Dal punto di vista della sociologia dell’educazione, il romanzo interroga direttamente il senso della scuola. Il professore ha dedicato la sua vita all’insegnamento, credendo di poter lasciare un’impronta sui giovani. Ma nel confronto con la propria figlia — una ragazza cresciuta nel vuoto affettivo, che si prostituisce per pagarsi la droga — si accorge che il sapere da solo non salva, se manca una rete di senso, se l’educazione non è anche affetto, ascolto, testimonianza³.
Il fallimento educativo non riguarda solo la sua esperienza familiare, ma anche un sistema più ampio, in cui l’istruzione ha perso la sua funzione emancipatrice, riducendosi spesso a meccanismo burocratico o di selezione sociale⁴.
Infine, il cuore più profondo del romanzo tocca la sociologia della famiglia. Non esistono famiglie “normali” nel libro, ma solo legami spezzati, interrotti, dimenticati. Il rapporto tra il professore e sua figlia è il simbolo di una generazione di padri che, pur avendo buone intenzioni, non è riuscita a costruire un dialogo autentico con i propri figli⁵.
La loro incomunicabilità è il riflesso di un impoverimento affettivo che attraversa molte realtà contemporanee: famiglie disgregate, madri assenti, padri inadeguati, figli che non trovano più casa nemmeno tra le mura domestiche.

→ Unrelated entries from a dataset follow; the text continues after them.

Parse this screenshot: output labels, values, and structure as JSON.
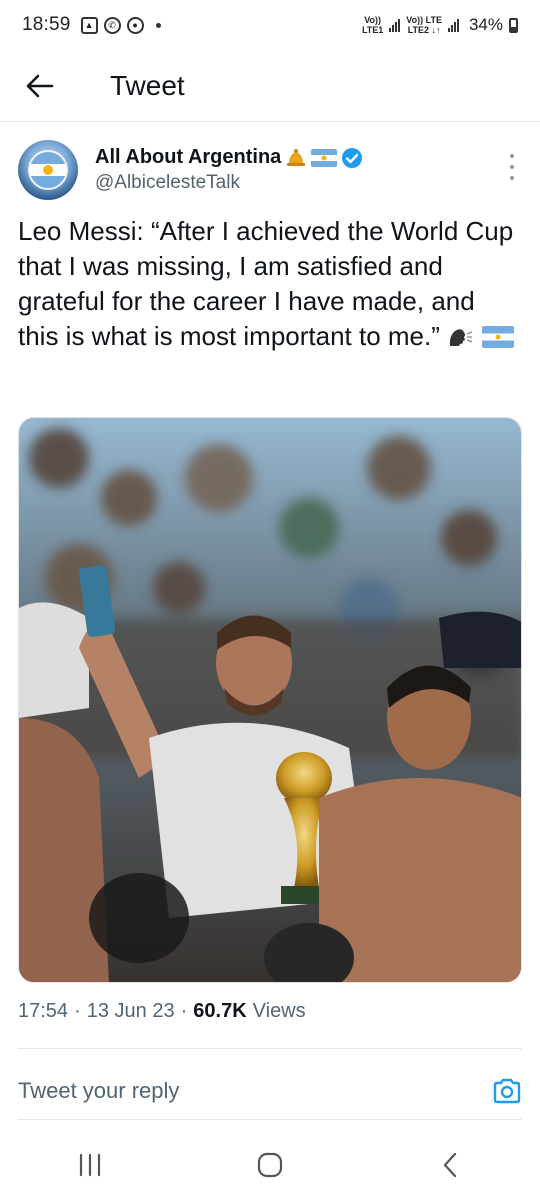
{
  "status_bar": {
    "time": "18:59",
    "left_icons": [
      "gallery-icon",
      "whatsapp-icon",
      "chrome-icon",
      "dot-icon"
    ],
    "sim1_label_top": "Vo))",
    "sim1_label_bottom": "LTE1",
    "sim2_label_top": "Vo)) LTE",
    "sim2_label_bottom": "LTE2 ↓↑",
    "battery": "34%"
  },
  "header": {
    "title": "Tweet"
  },
  "tweet": {
    "author_name": "All About Argentina",
    "author_handle": "@AlbicelesteTalk",
    "text": "Leo Messi: “After I achieved the World Cup that I was missing, I am satisfied and grateful for the career I have made, and this is what is most important to me.”",
    "image_alt": "Messi taking a selfie while holding the World Cup trophy among fans",
    "time": "17:54",
    "date": "13 Jun 23",
    "views_count": "60.7K",
    "views_label": "Views",
    "separator": "·"
  },
  "reply": {
    "placeholder": "Tweet your reply"
  },
  "colors": {
    "twitter_blue": "#1d9bf0",
    "text_primary": "#0f1419",
    "text_secondary": "#536471",
    "argentina_blue": "#74acdf",
    "argentina_sun": "#f6b40e"
  },
  "nav_bar": {
    "icons": [
      "recent-apps-icon",
      "home-icon",
      "back-icon"
    ]
  }
}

La figlia del professore non pretende di offrire soluzioni. Ma pone domande, e credo che oggi sia già molto. A chi si occupa di sociologia, forse interesserà questa narrazione perché, nella sua finzione letteraria, restituisce il peso del vissuto reale, le tensioni di fondo che animano le nostre trasformazioni sociali. In definitiva, questo romanzo è anche un tentativo di raccontare cosa accade quando gli ideali pubblici si svuotano e i legami privati si spezzano: resta il bisogno, profondamente umano, di non essere soli⁶.
Note
Z. Bauman, Modernità liquida, Laterza 2002; U. Beck, La società del rischio, Carocci, 2000.
Cfr. F. Cassano, Il pensiero meridiano, Laterza 1996; F. Fukuyama, La fine della storia e l’ultimo uomo, Rizzoli, 1992.

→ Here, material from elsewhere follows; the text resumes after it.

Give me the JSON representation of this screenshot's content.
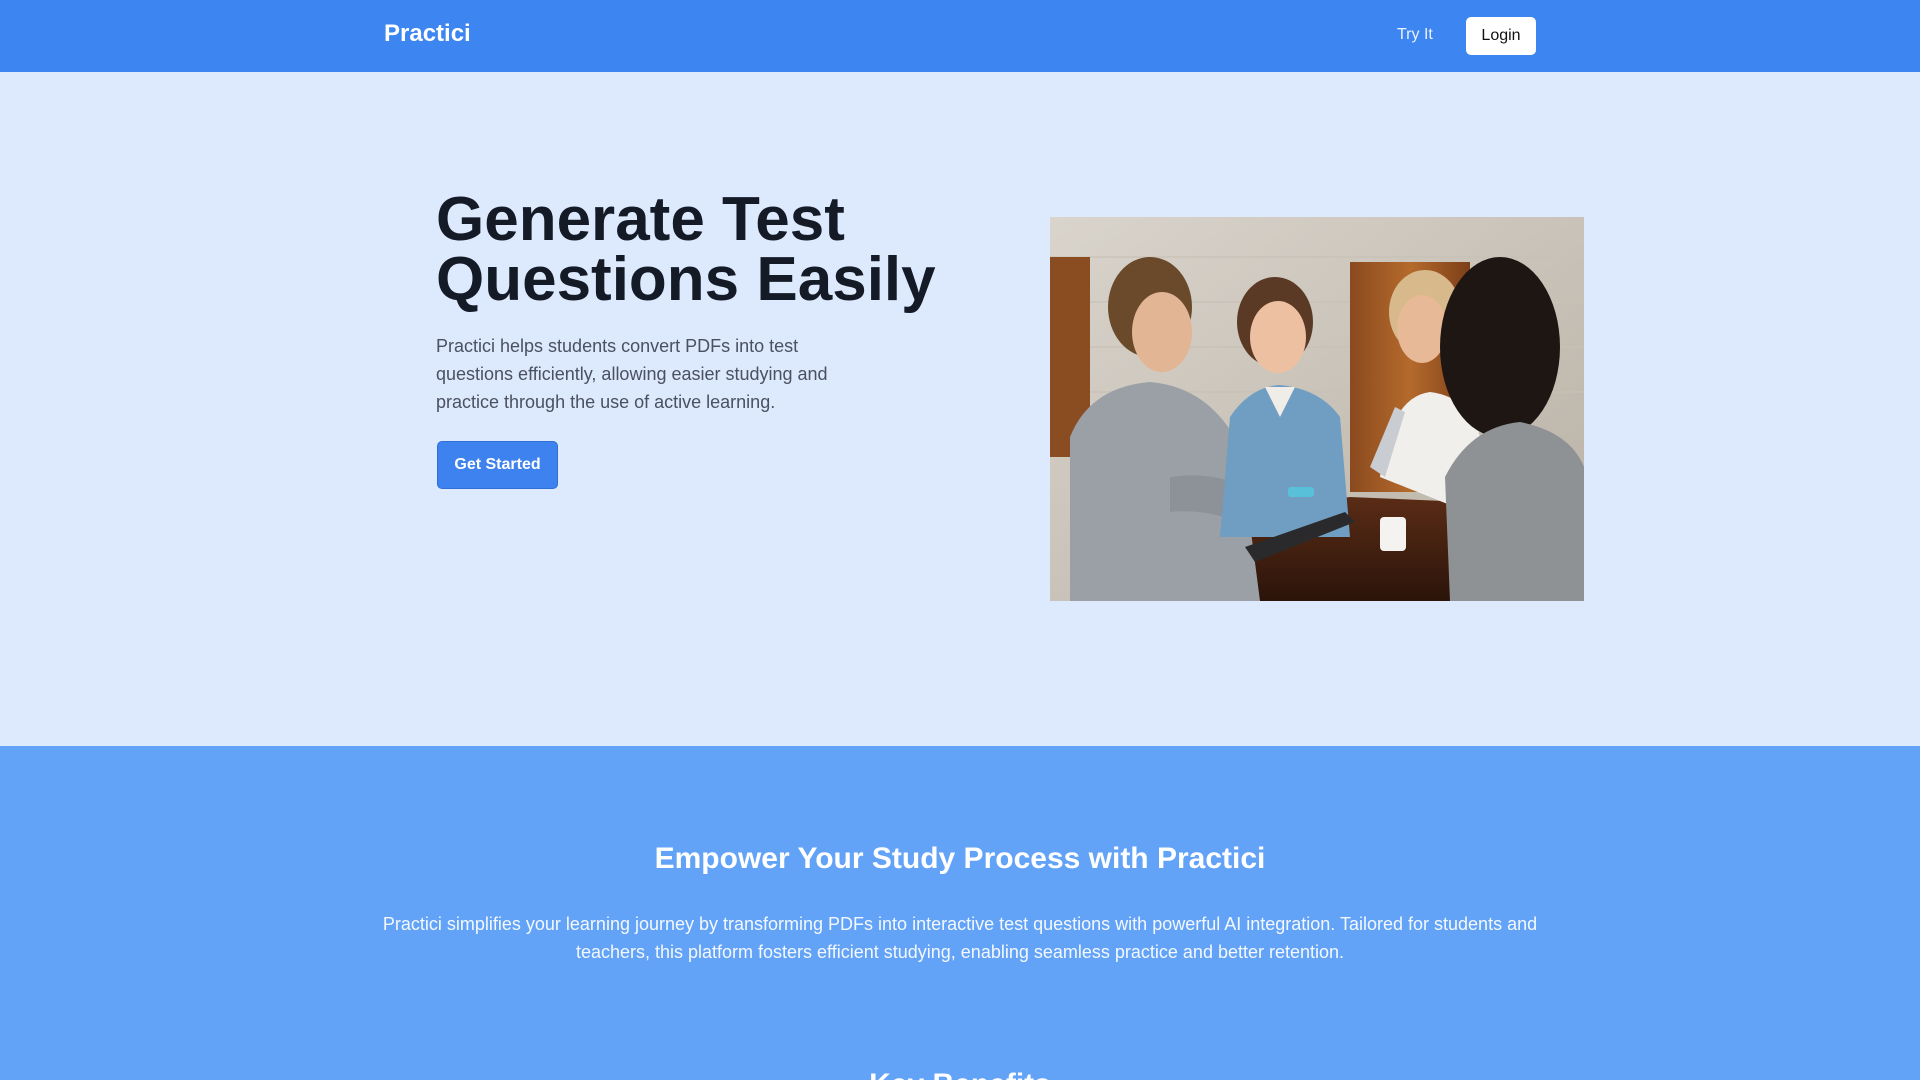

P. Freire, Pedagogia degli oppressi, EGA 1971; E. Morin, La testa ben fatta, Raffaello Cortina, 2000.
P. Bourdieu, J.-C. Passeron, La riproduzione. Elementi per una teoria del sistema di insegnamento, Guaraldi 1972.
P. Donati, M. Scabini, Famiglia: soggetto sociale, Edizioni San Paolo 1990.
F. Ferrarotti, La sociologia come esperienza, Armando 1999.